Knowles formed the Photo Engagement Project as a way for people who were either partially or completely isolated to connect over their mutual enthusiasm for the medium. The group consisted of about 10 participants of all ages and levels of experience — from novices to seasoned photographers. Meeting once monthly online, everyone would share something small, whether it was a single picture or a series of photographs, quotes, or experiences. Knowles emphasized that it was a way of bringing people together so that each person could share how they saw the world. “The intention behind the group was to encourage well-being during a time when they needed it the most, and then sharing,” she said.
Knowles believes photography is special in that it allows you to enter into the world of others in a way that other art forms do not. “It has the means of being therapeutic for the photographer and for whoever is on the other side of the lens as well,” Knowles said. The project ended last summer, but Knowles and two other members created a rewarding exhibition at the West Tisbury library for the month of April. Although there isn’t a singular theme to the show, and each person’s work is highly individual, the photographs are loosely tied to one another in their interest in detail, which also gives us an intimate experience of each artist’s sensibility.
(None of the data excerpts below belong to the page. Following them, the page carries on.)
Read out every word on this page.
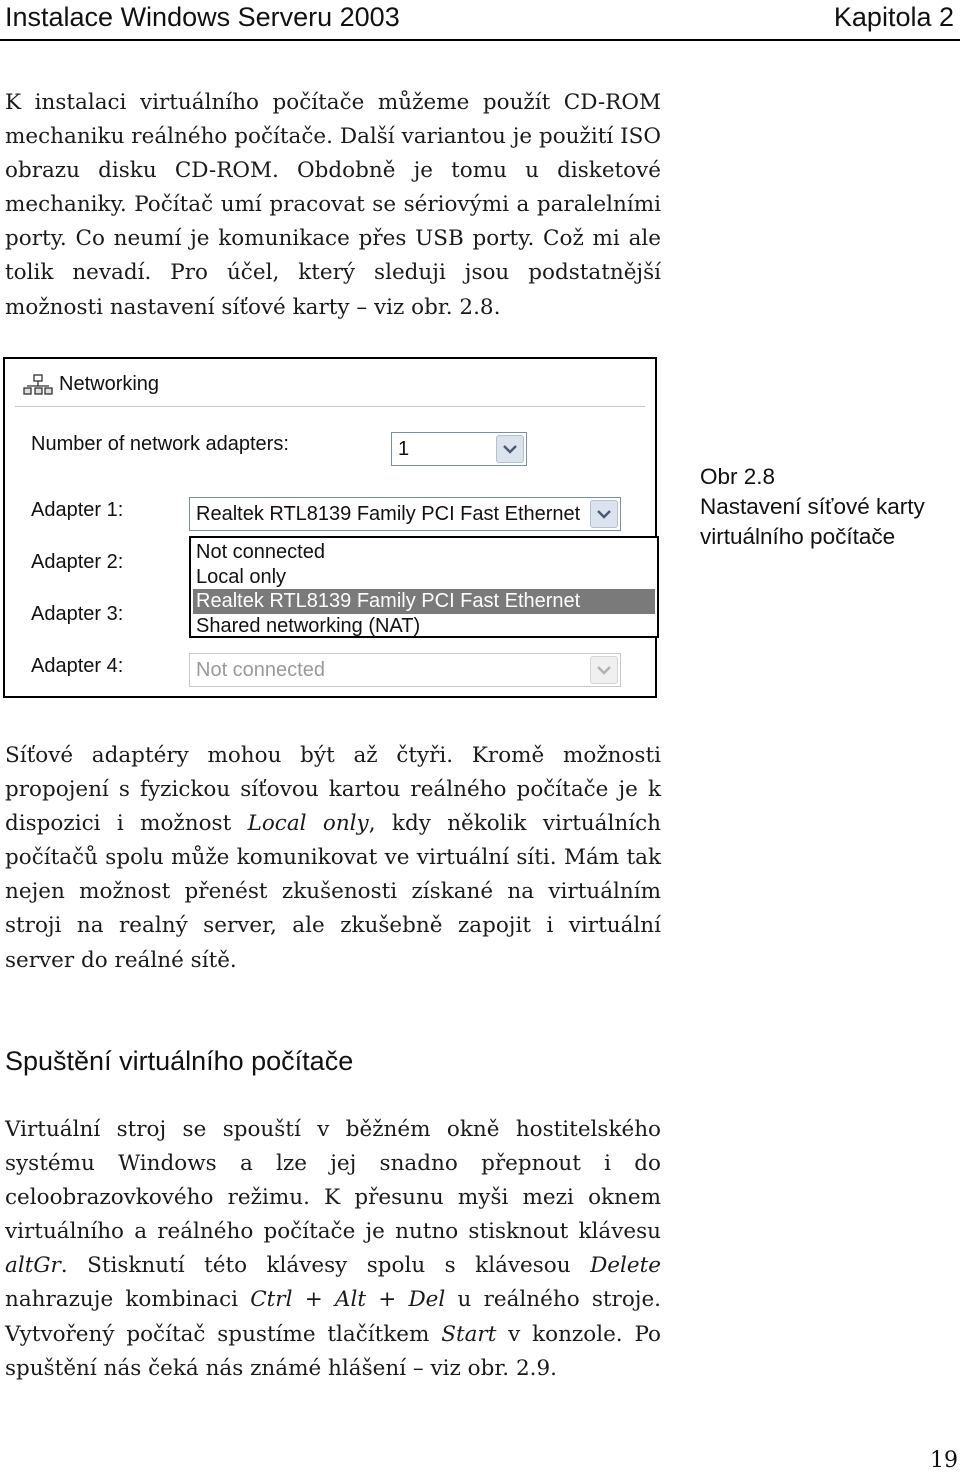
Instalace Windows Serveru 2003	Kapitola 2

K instalaci virtuálního počítače můžeme použít CD-ROM mechaniku reálného počítače. Další variantou je použití ISO obrazu disku CD-ROM. Obdobně je tomu u disketové mechaniky. Počítač umí pracovat se sériovými a paralelními porty. Co neumí je komunikace přes USB porty. Což mi ale tolik nevadí. Pro účel, který sleduji jsou podstatnější možnosti nastavení síťové karty – viz obr. 2.8.

Networking
Number of network adapters:	1
Adapter 1:	Realtek RTL8139 Family PCI Fast Ethernet
Adapter 2:
Adapter 3:
Adapter 4:	Not connected
Not connected
Local only
Realtek RTL8139 Family PCI Fast Ethernet
Shared networking (NAT)
Obr 2.8
Nastavení síťové karty
virtuálního počítače

Síťové adaptéry mohou být až čtyři. Kromě možnosti propojení s fyzickou síťovou kartou reálného počítače je k dispozici i možnost Local only, kdy několik virtuálních počítačů spolu může komunikovat ve virtuální síti. Mám tak nejen možnost přenést zkušenosti získané na virtuálním stroji na realný server, ale zkušebně zapojit i virtuální server do reálné sítě.

Spuštění virtuálního počítače

Virtuální stroj se spouští v běžném okně hostitelského systému Windows a lze jej snadno přepnout i do celoobrazovkového režimu. K přesunu myši mezi oknem virtuálního a reálného počítače je nutno stisknout klávesu altGr. Stisknutí této klávesy spolu s klávesou Delete nahrazuje kombinaci Ctrl + Alt + Del u reálného stroje. Vytvořený počítač spustíme tlačítkem Start v konzole. Po spuštění nás čeká nás známé hlášení – viz obr. 2.9.

19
Knowles, who has a background in education, children’s rights, and arts in health, explores the relationship between the arts, healing, human/nature rights, and spirituality. Appropriate particularly to both the pandemic as well as the global issues facing us today, she believes her “Wintering” series is a way of engaging with the landscape during the literal and metaphoric winter months of our lives, where everything around us is muted, thus asking us to search for a different kind of beauty. Speaking about her pieces, Knowles says, “Beauty is the sensing of spirit in all things, animate and so-called inanimate, and can be found in the imperfection emanating from the language of stone, rust, and sidewalk; a shifting, shoaling shoreline of constant tidal motion; or the personal world of a crocus flower that helps us to reimagine the spring within our depths.”
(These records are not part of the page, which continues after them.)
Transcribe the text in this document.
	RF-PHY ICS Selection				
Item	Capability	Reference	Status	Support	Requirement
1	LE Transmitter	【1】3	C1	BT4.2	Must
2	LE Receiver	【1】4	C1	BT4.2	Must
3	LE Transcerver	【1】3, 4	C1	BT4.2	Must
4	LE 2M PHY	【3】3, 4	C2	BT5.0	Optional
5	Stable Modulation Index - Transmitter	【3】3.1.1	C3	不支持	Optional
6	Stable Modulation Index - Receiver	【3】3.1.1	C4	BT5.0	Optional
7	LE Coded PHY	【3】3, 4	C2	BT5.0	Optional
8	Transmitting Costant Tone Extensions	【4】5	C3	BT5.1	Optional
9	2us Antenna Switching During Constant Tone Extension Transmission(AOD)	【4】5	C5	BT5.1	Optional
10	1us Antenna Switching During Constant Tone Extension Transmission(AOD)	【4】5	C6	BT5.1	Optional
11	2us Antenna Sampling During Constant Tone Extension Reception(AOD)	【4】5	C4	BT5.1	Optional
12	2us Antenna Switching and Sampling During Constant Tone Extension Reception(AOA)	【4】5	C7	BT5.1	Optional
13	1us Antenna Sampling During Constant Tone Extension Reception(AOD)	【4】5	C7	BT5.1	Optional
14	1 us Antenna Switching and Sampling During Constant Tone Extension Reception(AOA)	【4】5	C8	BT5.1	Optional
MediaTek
Philippe Sommer has been photographing and using a darkroom since he was 13 years old. His “Beach Finds” series consists of extreme close-up portraits of small marine objects that he found on Martha’s Vineyard. He isolates each on a stark black background, making their beauty pop while simultaneously encouraging us to linger on their details. “I spent the winter of 2021 living on the Island, and as is often the case, one photographs what is around us. I kept finding these interesting objects on the beach, so I started photographing them in isolation. I wanted to show how the wear of the sea made familiar objects (shells, egg sacks, horseshoe crabs …) into something else,” Sommer wrote. Sommer’s other works are digital collages, which he says “explore what could be.” Each of the three is a montage of layered images that create fantasy scenes, which invite us to invent our own stories about their meaning.
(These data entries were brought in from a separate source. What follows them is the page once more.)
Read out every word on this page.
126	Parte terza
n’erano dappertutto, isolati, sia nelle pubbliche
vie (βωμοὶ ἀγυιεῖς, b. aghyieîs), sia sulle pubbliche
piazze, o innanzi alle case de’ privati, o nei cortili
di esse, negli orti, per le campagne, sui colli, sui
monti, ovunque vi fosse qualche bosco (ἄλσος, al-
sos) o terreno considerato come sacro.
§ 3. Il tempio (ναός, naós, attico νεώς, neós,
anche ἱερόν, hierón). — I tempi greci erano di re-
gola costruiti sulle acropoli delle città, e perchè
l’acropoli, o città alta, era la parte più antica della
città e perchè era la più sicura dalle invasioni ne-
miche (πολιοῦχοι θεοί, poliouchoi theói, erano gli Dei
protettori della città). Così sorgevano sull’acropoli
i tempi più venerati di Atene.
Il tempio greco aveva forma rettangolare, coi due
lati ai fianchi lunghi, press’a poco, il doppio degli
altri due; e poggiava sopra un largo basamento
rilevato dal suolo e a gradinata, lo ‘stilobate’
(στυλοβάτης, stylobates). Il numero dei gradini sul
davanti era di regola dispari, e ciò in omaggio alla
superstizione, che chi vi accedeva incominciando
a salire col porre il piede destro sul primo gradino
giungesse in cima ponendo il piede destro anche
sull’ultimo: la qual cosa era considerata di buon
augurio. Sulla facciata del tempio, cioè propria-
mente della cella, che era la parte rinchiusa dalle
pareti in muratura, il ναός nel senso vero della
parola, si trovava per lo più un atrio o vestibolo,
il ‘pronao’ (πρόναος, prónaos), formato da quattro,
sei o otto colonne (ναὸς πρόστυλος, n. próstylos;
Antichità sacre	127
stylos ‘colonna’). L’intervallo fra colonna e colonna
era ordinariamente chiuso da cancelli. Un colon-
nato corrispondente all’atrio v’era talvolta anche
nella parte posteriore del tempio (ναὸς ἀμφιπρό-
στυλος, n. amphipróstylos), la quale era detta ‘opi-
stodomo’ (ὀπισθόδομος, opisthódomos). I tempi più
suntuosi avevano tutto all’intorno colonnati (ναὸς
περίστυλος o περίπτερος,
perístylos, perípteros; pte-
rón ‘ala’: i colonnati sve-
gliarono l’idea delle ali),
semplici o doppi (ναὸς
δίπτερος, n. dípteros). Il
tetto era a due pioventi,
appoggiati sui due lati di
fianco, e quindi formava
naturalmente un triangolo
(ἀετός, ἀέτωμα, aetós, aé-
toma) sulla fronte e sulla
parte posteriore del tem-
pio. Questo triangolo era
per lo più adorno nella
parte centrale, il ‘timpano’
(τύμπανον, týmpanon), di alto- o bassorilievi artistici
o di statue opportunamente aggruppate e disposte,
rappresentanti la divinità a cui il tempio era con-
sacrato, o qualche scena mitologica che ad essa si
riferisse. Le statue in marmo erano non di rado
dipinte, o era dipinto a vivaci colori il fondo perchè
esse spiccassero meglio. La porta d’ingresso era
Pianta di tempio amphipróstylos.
For Helene Barr, photography, art history, and horticulture have been passionate mainstays throughout her long life. Barr’s experience as a floral designer, floral design teacher, and writer for a gardening column inform her rich floral arrangements, which might recall Dutch 17th century vanitas paintings, but are immensely rewarding without the allusion. She also includes photographs from her foreign travels, transporting us to far-away places, which during the height of the pandemic we could only visit through images and our imagination.
While the artists each have their own aesthetic, beauty permeates the exhibition, which is rejuvenating during these troubling times. And as Knowles says, “I think there is something inherently calming, soothing, and restorative about looking for beauty in the unobvious places. I think it’s a beautiful metaphor, because we’re all flawed human beings traveling through this world, making a lot of mistakes, and suddenly when you see beauty ‘out there,’ you are reminded that that beauty also exists within you.”
The Photo Engagement Project exhibition is open during regular hours at the West Tisbury library from April 1 to 30, with a reception Saturday, April 16, from 3 to 4:30 pm.